A guisa de exemplificação, vamos registrar o modus operandi em um caso cuja utilização de falsa certidão de óbito deu origem a um inventário fraudulento, possibilitando, com isso, a execução de uma das maiores grilagens de terras, não só do Oeste da Bahia, mas quiçá de todo o país.

Este fato foi tão alarmante que envolveu dois estados da Federação, Bahia e Piauí, com a atuação do Poder Judiciário de ambos, além dos seus respectivos MPs, e cuja solução só seu de maneira efetiva após mais de 30 anos, em face da atuação do Conselho da Magistratura do TJBA e do Conselho Nacional de Justiça (CNJ).

Entendamos o caso. Em 18/02/1890, com o passamento de Suzano Ribeiro de Souza, no Estado do Piauí, deu-se abertura ao seu inventário, cujos herdeiros foram a viúva supérstite e seus cinco filhos. O bem inventariado foi uma gleba de terras, com registro datado de 20/06/1887, o qual foi devidamente partilhado entre todos os herdeiros mediante sentença homologatória do juízo da Comarca de Corrente (PI) em 2/09/1890.

Em 18/01/1908 a viúva também veio a óbito, tendo sua meação devidamente partilhada entre os mesmos cinco filhos, que resolveram por bem manter a gleba de terra comum entre eles. Entretanto, 87 anos depois, dois grileiros de terras, munidos de uma certidão de óbito falsa do Sr. Souza, lavrada em 15/09/1977, cuja data de falecimento constava falsamente como 14/03/1894, e ainda, fazendo nela constar que a única herdeira era uma filha, quando na verdade era ela e os outros quatro filhos, promoveram a abertura de novo inventário, na data de 19/01/1978, desta vez na Comarca de Santa Rita de Cássia (BA), na qualidade de cessionários da pseudo “única herdeira” que alegavam existir.

Desta criminosa manobra e em razão da homologação do inventário fraudulento, os grileiros promoveram a abertura de matrículas totalmente eivadas de nulidades absolutas.

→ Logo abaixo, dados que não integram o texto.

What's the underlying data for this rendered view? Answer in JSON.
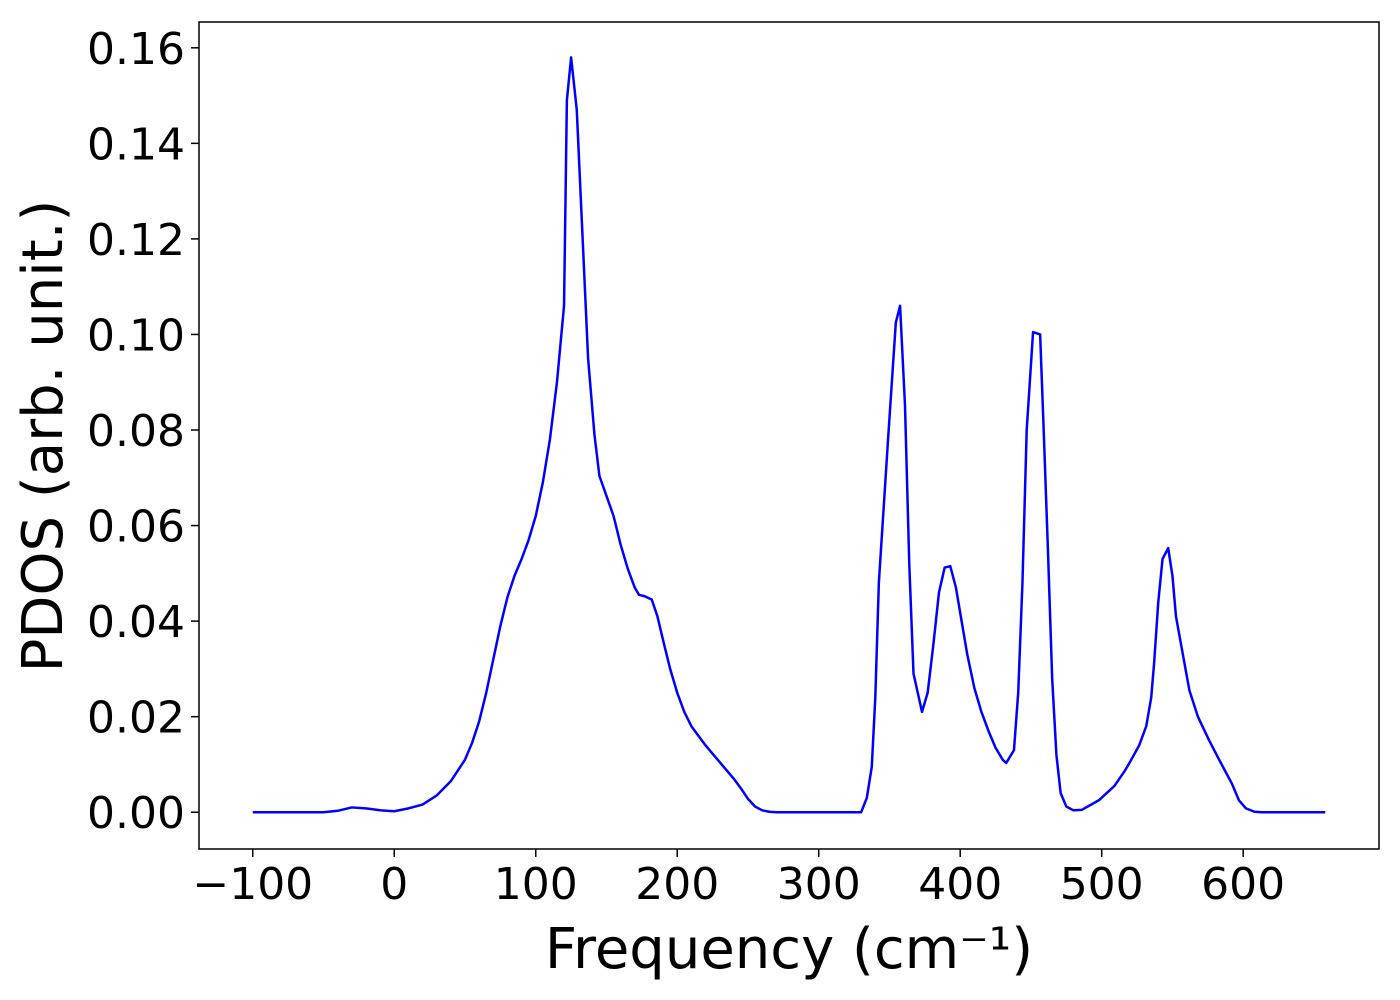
{
  "chart_data": {
    "type": "line",
    "x_label": "Frequency (cm⁻¹)",
    "y_label": "PDOS (arb. unit.)",
    "color": "#0000ff",
    "x": [
      -100,
      -50,
      -40,
      -30,
      -20,
      -10,
      0,
      10,
      20,
      30,
      40,
      50,
      55,
      60,
      65,
      70,
      75,
      80,
      85,
      90,
      95,
      100,
      105,
      110,
      115,
      120,
      122,
      125,
      129,
      137,
      141.5,
      145,
      155,
      160,
      165,
      170,
      173,
      177,
      182,
      186,
      190,
      195,
      200,
      205,
      210,
      220,
      230,
      240,
      245,
      250,
      255,
      260,
      265,
      270,
      330,
      334,
      337.5,
      340,
      342.5,
      349,
      354.5,
      357.5,
      361,
      364,
      367,
      373,
      377,
      381,
      385,
      389,
      393,
      397,
      401,
      405,
      410,
      415,
      420,
      425,
      430,
      432.5,
      438,
      441,
      444,
      447,
      451.5,
      456.5,
      459,
      462,
      465,
      468,
      471,
      475,
      480,
      486,
      498,
      509,
      516,
      520,
      526.5,
      531.5,
      535,
      537,
      540,
      543,
      547,
      550,
      552.5,
      558,
      562,
      568,
      576,
      583,
      592,
      597,
      602,
      608,
      613,
      658
    ],
    "values": [
      0,
      0,
      0.0003,
      0.001,
      0.0008,
      0.0004,
      0.0002,
      0.0008,
      0.0016,
      0.0035,
      0.0065,
      0.011,
      0.0145,
      0.019,
      0.025,
      0.032,
      0.039,
      0.045,
      0.0495,
      0.053,
      0.057,
      0.062,
      0.069,
      0.078,
      0.09,
      0.106,
      0.149,
      0.158,
      0.147,
      0.095,
      0.079,
      0.0704,
      0.062,
      0.056,
      0.051,
      0.047,
      0.0455,
      0.0452,
      0.0445,
      0.041,
      0.036,
      0.03,
      0.025,
      0.021,
      0.018,
      0.014,
      0.0105,
      0.007,
      0.005,
      0.0028,
      0.0012,
      0.0004,
      0.0001,
      0,
      0,
      0.003,
      0.0095,
      0.024,
      0.048,
      0.078,
      0.1025,
      0.106,
      0.085,
      0.052,
      0.029,
      0.021,
      0.025,
      0.035,
      0.046,
      0.0512,
      0.0515,
      0.047,
      0.04,
      0.033,
      0.026,
      0.021,
      0.017,
      0.0135,
      0.011,
      0.0103,
      0.013,
      0.025,
      0.048,
      0.08,
      0.1005,
      0.1,
      0.08,
      0.055,
      0.028,
      0.012,
      0.004,
      0.0012,
      0.0004,
      0.0005,
      0.0025,
      0.0055,
      0.0085,
      0.0105,
      0.014,
      0.018,
      0.024,
      0.031,
      0.044,
      0.053,
      0.0553,
      0.0495,
      0.041,
      0.032,
      0.0255,
      0.02,
      0.015,
      0.011,
      0.006,
      0.0025,
      0.0008,
      0.0001,
      0,
      0
    ],
    "xlim": [
      -138,
      696
    ],
    "ylim": [
      -0.0077,
      0.1654
    ],
    "xticks": [
      {
        "value": -100,
        "label": "−100"
      },
      0,
      100,
      200,
      300,
      400,
      500,
      600
    ],
    "yticks": [
      {
        "value": 0,
        "label": "0.00"
      },
      0.02,
      0.04,
      0.06,
      0.08,
      {
        "value": 0.1,
        "label": "0.10"
      },
      0.12,
      0.14,
      0.16
    ],
    "grid": false
  }
}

Contudo, o pior ainda estava por vir. Ao gerarem as retro-epigrafadas matrículas aqueles grileiros não só usurparam os direitos dos verdadeiros sucessores, mas também os de terceiros, na medida em que cuidaram de exorbitar exageradamente seus limites em mais de 300 mil hectares, vindo com isso a sobrepor diversas outras áreas.

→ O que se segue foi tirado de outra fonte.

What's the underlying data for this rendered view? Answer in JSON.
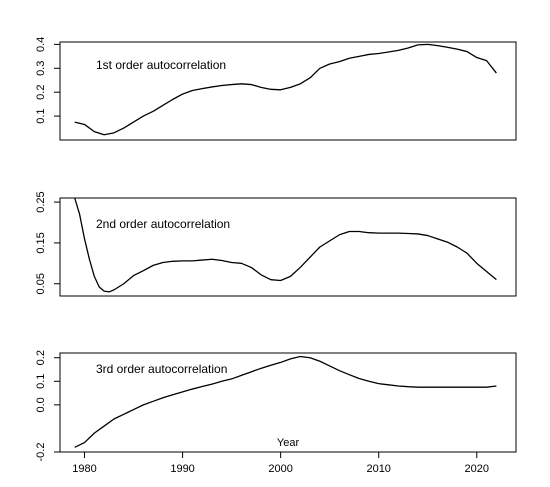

Deste modo, de posse das matrículas fraudulentas, os fraudadores, em conluio com outras pessoas da mesma estirpe, passaram a adquirir verbas das mais diversas instituições financeiras, inclusive do exterior e do Governo Federal, o que os fortaleceu, no sentido de viabilizar a utilização do poder econômico e da força bruta contra aqueles que com eles decidissem empreender um embate.

Em continuidade, os grileiros passaram a fracionar e a vender as terras que supostamente pertenciam às matrículas fruto de ato criminoso, fazendo gerar centenas de outras matrículas, todas eivadas de vício, tal como as que lhes deram origem, fato este que gerou a maior instabilidade agrícola já conhecida no Oeste da Bahia.   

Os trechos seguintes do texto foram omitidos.